Guièze R., Robbe P., Clifford R., de Guibert S., Pereira B., Timbs A., Dilhuydy M-S., Cabes M., Ysebaert L., Burns A., Nguyen-Khac F., Davi F., Véronèse L., Combes P., Le Garff-Tavernier M., Leblond V., Merle-Béral H., Alsolami R., Hamblin A., Mason J., Pettitt A., Hillmen P., Taylor J., Knight SJL., Tournilhac O., Schuh A.

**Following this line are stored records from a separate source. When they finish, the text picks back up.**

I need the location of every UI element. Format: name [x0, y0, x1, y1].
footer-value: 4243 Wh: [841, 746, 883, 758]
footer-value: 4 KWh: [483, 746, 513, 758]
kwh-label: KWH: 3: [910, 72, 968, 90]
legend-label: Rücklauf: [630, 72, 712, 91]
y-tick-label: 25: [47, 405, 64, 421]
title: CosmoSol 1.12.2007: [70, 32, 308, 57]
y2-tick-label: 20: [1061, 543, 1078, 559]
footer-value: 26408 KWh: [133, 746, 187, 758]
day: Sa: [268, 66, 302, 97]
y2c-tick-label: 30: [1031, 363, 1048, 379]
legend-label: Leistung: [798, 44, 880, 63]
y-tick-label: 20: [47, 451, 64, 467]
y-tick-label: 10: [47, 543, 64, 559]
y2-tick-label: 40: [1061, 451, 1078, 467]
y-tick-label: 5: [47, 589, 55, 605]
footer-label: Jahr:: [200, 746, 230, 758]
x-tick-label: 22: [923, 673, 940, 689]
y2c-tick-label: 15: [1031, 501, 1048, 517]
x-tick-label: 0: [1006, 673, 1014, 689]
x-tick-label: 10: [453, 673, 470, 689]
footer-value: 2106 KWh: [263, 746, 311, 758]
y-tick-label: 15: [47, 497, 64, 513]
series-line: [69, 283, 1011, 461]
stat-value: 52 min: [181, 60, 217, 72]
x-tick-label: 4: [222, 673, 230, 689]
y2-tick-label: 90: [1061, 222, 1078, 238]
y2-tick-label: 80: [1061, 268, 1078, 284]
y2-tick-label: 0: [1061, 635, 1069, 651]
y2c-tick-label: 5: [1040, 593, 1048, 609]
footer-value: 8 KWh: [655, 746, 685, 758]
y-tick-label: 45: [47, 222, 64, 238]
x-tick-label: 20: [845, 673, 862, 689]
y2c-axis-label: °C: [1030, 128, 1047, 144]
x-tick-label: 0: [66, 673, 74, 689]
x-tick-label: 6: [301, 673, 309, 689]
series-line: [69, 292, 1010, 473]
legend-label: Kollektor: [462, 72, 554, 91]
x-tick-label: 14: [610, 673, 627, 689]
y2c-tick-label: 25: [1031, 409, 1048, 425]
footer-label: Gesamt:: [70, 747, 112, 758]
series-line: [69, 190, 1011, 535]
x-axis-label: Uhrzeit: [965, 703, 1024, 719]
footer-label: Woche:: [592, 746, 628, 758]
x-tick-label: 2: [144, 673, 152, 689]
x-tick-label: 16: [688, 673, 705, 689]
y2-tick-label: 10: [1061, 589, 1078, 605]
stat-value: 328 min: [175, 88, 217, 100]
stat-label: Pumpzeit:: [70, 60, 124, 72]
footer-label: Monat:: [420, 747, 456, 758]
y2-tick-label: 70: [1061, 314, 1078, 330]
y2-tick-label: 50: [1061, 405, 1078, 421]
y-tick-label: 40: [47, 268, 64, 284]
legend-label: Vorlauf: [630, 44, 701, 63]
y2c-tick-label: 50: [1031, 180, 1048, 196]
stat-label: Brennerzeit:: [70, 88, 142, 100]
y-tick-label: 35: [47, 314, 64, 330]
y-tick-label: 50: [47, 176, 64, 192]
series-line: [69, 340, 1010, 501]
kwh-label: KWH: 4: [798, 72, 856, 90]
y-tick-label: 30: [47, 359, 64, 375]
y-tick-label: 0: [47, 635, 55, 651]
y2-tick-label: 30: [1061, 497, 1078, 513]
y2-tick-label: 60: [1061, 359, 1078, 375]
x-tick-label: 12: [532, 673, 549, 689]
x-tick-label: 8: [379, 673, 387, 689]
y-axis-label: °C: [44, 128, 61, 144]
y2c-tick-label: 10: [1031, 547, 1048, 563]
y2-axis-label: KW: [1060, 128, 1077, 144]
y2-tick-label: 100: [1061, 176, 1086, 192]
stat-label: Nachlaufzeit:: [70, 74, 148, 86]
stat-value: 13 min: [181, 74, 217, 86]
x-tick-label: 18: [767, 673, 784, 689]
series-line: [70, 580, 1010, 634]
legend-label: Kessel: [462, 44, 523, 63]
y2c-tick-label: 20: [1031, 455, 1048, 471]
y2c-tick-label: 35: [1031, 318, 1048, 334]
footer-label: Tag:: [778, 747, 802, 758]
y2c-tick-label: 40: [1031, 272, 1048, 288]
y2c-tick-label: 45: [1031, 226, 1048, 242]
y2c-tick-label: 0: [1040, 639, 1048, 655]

Although TP53, NOTCH1, and SF3B1 mutations may impair prognosis of patients with chronic lymphocytic leukemia (CLL) receiving frontline therapy, the impact of these mutations or any other, alone or in combination, remains unclear at relapse. The genome of 114 relapsed/refractory patients included in prospective trials was screened using targeted next-generation sequencing of the TP53, SF3B1, ATM, NOTCH1, XPO1, SAMHD1, MED12, BIRC3, and MYD88 genes. We performed clustering according to both number and combinations of recurrent gene mutations. The number of genes affected by mutation was ≥ 2, 1, and 0 in 43 (38%), 49 (43%), and 22 (19%) respectively. Recurrent combinations of ≥ 2 mutations of TP53, SF3B1, and ATM were found in 22 (19%) patients. This multiple-hit profile was associated with a median progression-free survival of 12 months compared with 22.5 months in the remaining patients (P = .003). Concurrent gene mutations are frequent in patients with relapsed/refractory CLL and are associated with worse outcome.